Delikanlı kararı sükûnetle dinledikten sonra, dedi ki:


-Siz, mü'minlerin emîrisiniz. Emriniz başımızın üzerinedir. Kararın yerine getirilmesine hazırım. Ancak, babam vefât etmezden önce paralarını ayırmış, bana, "Oğlum, şunlar senin, şunlar da kardeşinindir. Büyüyünceye kadar sen muhâfaza et! Büyüyünce kendisine verirsin." diye vasiyet etmişti. Ben de bu paraları bir yere gömdüm. Şimdi karar infaz edilirse, bu paralar orada kalır. Çünkü benden başka yerini bilen yoktur. Yetim hakkı zâyi olur. Bana üç gün müsaade ederseniz gider emâneti ehil birine teslim ederim. Sonra da gelir teslim olurum.


Hz. Ömer:


-Yerine bir kefil bırakman lâzım, buyurdu.


-Burada bulunanlardan biri bana kefil olur?


-Kefilini göster!


Genç, orada bulunanların yüzüne dikkatlice baktı. Sonra Ebû Zer Gıfarî hazretlerini göstererek:


-İşte bu zât kefil olur, dedi.


Hz. Ömer:


-Ey Ebû Zer, kefil olur musun?


-Evet, üç güne kadar döneceğine ben kefil olurum.


Aradan üç gün geçti. Mühlet bitmek üzereydi. Da'vâcı gençler gelmiş fakat, suçlu genç gelmemişti. Da'vâcılar dedi ki:


-Ey Ebû Zer, kefil olduğun genç gelmedi. Madem o gelmedi, sen onun kefili olarak, onun cezâsını çekmedikçe buradan ayrılmayız.


Ebû Zer hazretleri gayet sakin bir şekilde:


-Daha vakit var, sürenin sonuna kadar bekleyin bakalım. Eğer gelmezse, ben hazırım.


Sözünde durdu


Nihâyet bildirilen vakit doldu. Ebû Zer hazretleri de ortaya çıkıp, cezâsının infazını istedi. Tam bu sırada, toz duman içinde birinin gelmekte olduğunu gördüler. Gelen, o gençten başkası değildi.

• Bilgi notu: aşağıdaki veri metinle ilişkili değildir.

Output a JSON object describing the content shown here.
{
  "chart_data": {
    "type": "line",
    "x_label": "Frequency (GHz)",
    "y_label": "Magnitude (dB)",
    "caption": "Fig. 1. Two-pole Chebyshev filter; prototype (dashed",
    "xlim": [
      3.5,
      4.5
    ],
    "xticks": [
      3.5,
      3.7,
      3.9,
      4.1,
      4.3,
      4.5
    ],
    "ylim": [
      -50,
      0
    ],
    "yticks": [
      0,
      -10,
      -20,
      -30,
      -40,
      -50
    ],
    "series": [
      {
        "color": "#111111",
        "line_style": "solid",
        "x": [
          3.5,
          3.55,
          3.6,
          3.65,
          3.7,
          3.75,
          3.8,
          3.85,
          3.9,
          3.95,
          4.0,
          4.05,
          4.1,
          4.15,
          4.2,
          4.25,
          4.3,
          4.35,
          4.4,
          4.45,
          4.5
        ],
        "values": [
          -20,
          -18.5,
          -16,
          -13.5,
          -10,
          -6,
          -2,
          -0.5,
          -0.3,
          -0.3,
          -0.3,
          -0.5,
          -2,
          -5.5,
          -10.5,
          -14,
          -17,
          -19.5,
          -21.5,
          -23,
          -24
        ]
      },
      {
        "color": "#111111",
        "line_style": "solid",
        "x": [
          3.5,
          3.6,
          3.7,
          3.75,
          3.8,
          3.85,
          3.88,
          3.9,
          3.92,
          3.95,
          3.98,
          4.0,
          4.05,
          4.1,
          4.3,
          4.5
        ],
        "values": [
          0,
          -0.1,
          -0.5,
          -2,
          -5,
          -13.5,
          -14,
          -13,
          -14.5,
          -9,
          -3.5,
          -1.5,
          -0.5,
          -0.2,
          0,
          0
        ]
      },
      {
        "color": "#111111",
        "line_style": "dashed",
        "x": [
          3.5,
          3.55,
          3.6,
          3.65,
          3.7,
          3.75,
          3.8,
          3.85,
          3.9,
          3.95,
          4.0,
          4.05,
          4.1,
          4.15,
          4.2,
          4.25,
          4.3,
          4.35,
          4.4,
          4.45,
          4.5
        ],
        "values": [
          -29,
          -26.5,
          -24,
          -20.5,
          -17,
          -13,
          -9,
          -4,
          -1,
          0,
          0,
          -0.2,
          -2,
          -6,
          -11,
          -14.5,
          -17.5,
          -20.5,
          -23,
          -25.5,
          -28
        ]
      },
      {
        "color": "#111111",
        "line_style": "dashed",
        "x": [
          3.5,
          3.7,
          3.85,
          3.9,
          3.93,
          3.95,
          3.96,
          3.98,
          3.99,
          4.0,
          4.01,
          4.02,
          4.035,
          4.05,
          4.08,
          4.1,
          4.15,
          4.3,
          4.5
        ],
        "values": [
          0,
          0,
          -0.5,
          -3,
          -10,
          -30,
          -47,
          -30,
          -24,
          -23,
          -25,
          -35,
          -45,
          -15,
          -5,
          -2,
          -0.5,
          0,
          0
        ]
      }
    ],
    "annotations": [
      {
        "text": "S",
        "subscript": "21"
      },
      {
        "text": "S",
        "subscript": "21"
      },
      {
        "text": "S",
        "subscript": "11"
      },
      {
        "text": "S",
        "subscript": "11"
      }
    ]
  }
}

Genç geciktiği için özür dileyerek:


-Parayı bulup dayıma teslim ettim. Kardeşimi de ona emânet ettim. Dayımın yeri haylı uzak olduğu için ancak bu zamanda gelebildim.


Orada bulunanlar, gencin sözünde durmasına hayran kaldılar. Bu husûsu kendisine söylediklerinde:


-Mert olan hakîki Müslüman sözünde durur. Arkamdan, "Artık dünyada sözünde duran kalmadı" dedirtmem.


Ebû Zer hazretlerine, genci tanımadığı hâlde neden kefil olduğunu sorduklarında:


-Genç bana güvenerek, "Bu bana kefil olur" dedi. Bunu reddetmeyi mürüvvete, insanlığa sığdıramadım. Âlemde fazîlet, iyilik kalmamış, dedirtmem.


Bu durumu gören da'vâcılar:


-Biz de bu dünyada kerem sahibi, cömert kalmadı dedirtmeyiz. rızâsı için, da'vâmızdan vazgeçtik, ölenin vârisleri olarak affettik, dediler.


Peygamber efendimiz Ebû Zer hazretleri hakkında buyurdu ki:


-Benim ümmetimde Ebû Zer, Meryem oğlu İsâ'nın zühdüne sahiptir. Bu fıtrat üzere yaratılmıştır.


-İsâ aleyhisselâmın tevazuuna bakmak kendisini mesrur eden kimse, Ebû Zerr'e nazar eylesin.